When CUDA is available, PQEncoder.fit(), .transform(), PQKMeans.fit(), and .predict() automatically use the GPU. No code changes needed — the library falls back to CPU transparently if CUDA is not detected.

From Source

git clone https://github.com/afloresep/chelombus.git
cd chelombus
pip install -e .

Apple Silicon (M1/M2/M3)

The pqkmeans library is not currently supported on Apple Silicon Macs. Clustering functionality requires an x86_64 system.

Quick Start

from chelombus import DataStreamer, FingerprintCalculator, PQEncoder, PQKMeans

# 1. Stream SMILES in chunks
streamer = DataStreamer()
smiles_gen = streamer.parse_input('molecules.smi', chunksize=100000, smiles_col=0)

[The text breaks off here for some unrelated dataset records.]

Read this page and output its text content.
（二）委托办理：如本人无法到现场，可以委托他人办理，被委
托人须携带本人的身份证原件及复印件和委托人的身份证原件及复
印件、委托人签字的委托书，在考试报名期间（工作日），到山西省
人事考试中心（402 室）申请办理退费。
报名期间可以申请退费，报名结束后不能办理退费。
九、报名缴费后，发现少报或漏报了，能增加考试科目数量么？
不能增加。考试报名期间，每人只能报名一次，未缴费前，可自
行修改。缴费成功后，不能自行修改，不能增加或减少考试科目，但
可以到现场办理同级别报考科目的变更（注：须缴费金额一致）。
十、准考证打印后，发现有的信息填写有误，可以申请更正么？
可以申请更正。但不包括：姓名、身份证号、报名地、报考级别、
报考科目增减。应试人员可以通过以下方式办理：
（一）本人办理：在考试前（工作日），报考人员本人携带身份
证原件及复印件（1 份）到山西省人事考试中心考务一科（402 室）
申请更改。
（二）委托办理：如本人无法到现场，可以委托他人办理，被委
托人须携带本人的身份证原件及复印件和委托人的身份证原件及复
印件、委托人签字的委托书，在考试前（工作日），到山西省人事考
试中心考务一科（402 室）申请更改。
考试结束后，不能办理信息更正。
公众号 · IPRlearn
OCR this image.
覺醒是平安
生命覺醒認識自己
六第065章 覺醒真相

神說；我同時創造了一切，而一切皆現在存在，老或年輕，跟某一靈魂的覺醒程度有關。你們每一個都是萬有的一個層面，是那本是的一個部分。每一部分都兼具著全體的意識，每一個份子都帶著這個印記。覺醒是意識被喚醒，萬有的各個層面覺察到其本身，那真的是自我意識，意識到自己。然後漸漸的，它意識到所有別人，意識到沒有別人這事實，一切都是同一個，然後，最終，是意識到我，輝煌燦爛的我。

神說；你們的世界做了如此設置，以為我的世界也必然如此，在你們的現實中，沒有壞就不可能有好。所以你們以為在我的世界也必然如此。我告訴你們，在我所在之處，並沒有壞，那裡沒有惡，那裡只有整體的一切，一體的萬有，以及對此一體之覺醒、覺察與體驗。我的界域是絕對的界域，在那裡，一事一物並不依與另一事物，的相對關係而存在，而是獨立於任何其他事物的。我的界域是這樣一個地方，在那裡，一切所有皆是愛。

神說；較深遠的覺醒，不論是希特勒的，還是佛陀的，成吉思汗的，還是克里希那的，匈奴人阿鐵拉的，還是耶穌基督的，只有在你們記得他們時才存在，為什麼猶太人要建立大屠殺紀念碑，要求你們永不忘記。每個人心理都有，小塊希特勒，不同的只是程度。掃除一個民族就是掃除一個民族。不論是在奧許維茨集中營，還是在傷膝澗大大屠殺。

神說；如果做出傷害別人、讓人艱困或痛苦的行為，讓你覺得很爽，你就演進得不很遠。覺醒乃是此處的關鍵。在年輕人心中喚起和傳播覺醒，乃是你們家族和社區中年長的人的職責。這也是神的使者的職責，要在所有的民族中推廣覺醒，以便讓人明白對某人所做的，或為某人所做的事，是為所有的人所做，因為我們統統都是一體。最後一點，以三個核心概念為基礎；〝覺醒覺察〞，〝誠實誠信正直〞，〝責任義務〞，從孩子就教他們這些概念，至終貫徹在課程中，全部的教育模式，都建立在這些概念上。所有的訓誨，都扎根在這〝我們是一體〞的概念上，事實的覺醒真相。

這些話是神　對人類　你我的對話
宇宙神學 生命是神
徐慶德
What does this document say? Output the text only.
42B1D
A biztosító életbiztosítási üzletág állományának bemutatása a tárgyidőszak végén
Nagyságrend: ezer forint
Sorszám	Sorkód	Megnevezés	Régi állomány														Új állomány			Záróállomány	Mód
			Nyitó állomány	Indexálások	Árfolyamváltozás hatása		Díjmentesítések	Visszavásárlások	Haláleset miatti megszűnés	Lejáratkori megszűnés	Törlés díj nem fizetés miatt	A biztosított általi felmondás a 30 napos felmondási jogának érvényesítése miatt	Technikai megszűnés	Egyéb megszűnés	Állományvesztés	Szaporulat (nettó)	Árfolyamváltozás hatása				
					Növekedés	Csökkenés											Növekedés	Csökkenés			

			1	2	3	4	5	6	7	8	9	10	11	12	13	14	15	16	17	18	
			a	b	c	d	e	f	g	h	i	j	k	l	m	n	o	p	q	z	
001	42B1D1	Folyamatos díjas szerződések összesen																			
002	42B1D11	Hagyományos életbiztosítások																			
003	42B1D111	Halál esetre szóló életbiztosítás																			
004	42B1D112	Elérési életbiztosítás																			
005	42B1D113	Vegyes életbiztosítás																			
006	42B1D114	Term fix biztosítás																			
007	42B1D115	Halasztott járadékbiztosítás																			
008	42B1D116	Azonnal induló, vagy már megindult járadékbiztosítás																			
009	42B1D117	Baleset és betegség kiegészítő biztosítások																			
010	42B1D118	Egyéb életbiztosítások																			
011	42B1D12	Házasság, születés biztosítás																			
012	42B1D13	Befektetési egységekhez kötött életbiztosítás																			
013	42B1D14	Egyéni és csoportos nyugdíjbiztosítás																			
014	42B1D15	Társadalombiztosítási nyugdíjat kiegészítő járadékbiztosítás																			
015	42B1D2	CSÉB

# 2. Calculate MQN fingerprints
fp_calc = FingerprintCalculator()
for smiles_chunk in smiles_gen:
    fingerprints = fp_calc.FingerprintFromSmiles(smiles_chunk, fp='mqn')
    # Save fingerprints...

# 3. Train PQ encoder (uses GPU automatically if available)
encoder = PQEncoder(k=256, m=6, iterations=20)
encoder.fit(training_fingerprints, device='auto')

# 4. Transform all fingerprints to PQ codes
pq_codes = encoder.transform(fingerprints)

# 5. Cluster with PQk-means
clusterer = PQKMeans(encoder, k=100000)
labels = clusterer.fit_predict(pq_codes)

GPU Acceleration

When PyTorch and Triton are installed with CUDA support, the entire PQ pipeline runs on GPU.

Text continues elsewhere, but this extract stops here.